In 2018, BlackRock CEO Larry Fink, who oversees assets worth $8.6 trillion and has been called the “face of ESG,” wrote a now-infamous letter to CEOs titled “A Sense of Purpose” that pushed a “new model of governance” in line with ESG values.
“Society is demanding that companies, both public and private, serve a social purpose,” Fink wrote. “To prosper over time, every company must not only deliver financial performance, but also show how it makes a positive contribution to society.”
Fink also let it be known “that if a company doesn’t engage with the community and have a sense of purpose “it will ultimately lose the license to operate from key stakeholders.”
It’s not just about, “Go woke, go broke.” It’s about, “Don’t go woke, go under.”
The message is clear that if you don’t comply, you will be destroyed.
So…these companies, in fact, probably aren’t going to go broke.
The power of the boycott may not be what it once was. Cancel culture seems only truly to ruin a business if the liberals do it. There’s so much ESG investment money that our effect is somewhat limited.
But that doesn’t mean you should support businesses with which you vehemently disagree.
At this point, we still have choices. We don’t have to buy Nike footwear or drink Bud Light beer. We’re not required to shop at Target when we need cleaning supplies. We can put our money where our values are. However, we probably shouldn’t expect this to cause a change in the direction these companies are taking. What this does for people who choose not to spend money with these companies is it strengthens their independence. Folks who don’t want to support an agenda have no choice but to seek out other options. The free-est thing you can do is to walk away from things with which you disagree.

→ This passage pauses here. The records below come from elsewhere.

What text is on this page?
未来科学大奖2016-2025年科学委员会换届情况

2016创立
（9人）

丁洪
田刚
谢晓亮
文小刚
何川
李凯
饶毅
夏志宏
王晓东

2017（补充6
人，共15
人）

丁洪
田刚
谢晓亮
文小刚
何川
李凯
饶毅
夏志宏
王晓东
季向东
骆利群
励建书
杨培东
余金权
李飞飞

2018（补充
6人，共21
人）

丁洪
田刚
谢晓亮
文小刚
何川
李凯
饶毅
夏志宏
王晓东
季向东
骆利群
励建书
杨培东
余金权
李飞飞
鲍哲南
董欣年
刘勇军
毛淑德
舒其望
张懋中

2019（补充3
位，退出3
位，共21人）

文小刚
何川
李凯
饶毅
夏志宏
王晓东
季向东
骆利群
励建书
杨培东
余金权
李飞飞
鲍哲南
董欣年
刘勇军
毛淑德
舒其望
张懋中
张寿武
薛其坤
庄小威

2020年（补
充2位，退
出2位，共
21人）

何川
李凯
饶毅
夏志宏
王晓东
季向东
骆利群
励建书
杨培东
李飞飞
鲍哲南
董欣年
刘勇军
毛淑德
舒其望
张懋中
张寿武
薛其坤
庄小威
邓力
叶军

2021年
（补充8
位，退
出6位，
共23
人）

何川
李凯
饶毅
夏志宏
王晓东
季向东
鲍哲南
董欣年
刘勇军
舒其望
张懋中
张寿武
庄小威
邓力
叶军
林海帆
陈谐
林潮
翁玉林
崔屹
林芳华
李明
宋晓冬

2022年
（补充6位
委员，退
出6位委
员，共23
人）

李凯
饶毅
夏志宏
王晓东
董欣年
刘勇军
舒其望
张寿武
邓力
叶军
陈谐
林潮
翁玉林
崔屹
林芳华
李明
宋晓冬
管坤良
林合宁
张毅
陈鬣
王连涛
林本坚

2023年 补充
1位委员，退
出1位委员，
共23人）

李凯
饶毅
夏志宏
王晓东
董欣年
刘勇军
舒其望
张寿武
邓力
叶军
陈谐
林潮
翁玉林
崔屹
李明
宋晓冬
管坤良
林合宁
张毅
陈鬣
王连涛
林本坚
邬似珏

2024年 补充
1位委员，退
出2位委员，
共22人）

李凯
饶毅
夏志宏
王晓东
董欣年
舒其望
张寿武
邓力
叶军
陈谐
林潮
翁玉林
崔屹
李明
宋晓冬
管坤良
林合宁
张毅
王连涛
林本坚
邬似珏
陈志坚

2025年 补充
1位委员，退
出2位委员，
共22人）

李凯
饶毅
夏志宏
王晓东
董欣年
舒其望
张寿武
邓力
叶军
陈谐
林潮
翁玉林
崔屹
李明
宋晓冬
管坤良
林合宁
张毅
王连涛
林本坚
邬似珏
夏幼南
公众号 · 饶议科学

There’s a culture war afoot.
There is a war going on. It’s a culture war. Even those of us who don’t consider ourselves right or left politically are being put in positions we don’t like.
The language is heated. One side is accused of being fill-in-the-blank-phobic, hateful, extreme MAGA, and intolerant. The other side is deemed to be Satanist, perverted, hedonistic, regressive left, snowflakes, and ultra-feminist. You have to align with your “side” in an all-or-nothing way, or suddenly, you are called an insulting name.
It’s hard to imagine any place people could meet in the middle anymore when the very being of the “other side” is met with disgust and scorn. And that’s the least of it – we’re getting closer every day to violence. In fact, Target said that’s why they pulled their Pride displays – because of the safety of their workers. Folks have had enough, and that’s true for both sides. At some point, it won’t stop with words and boycotts.
I’ve often written about the power of the “people holding the microphones,” and this is no different. When the advertising, retail, media, and entertainment industries are all held hostage by CEI scores, we will watch our country continue to divide and devolve. A lot of folks are quietly saying no and I think this will grow.
You have to wonder what America is going to look like by the time a pendulum swing occurs. Will we even recognize it by then?
What are your thoughts on all of this? What are your thoughts on these advertising campaigns? Are you surprised that the boycotts have not halted this marketing trend in its tracks? Have you stopped supporting any brands? Do you feel investment groups and the CEI have more power than consumers? If so, what do you think can be done about it?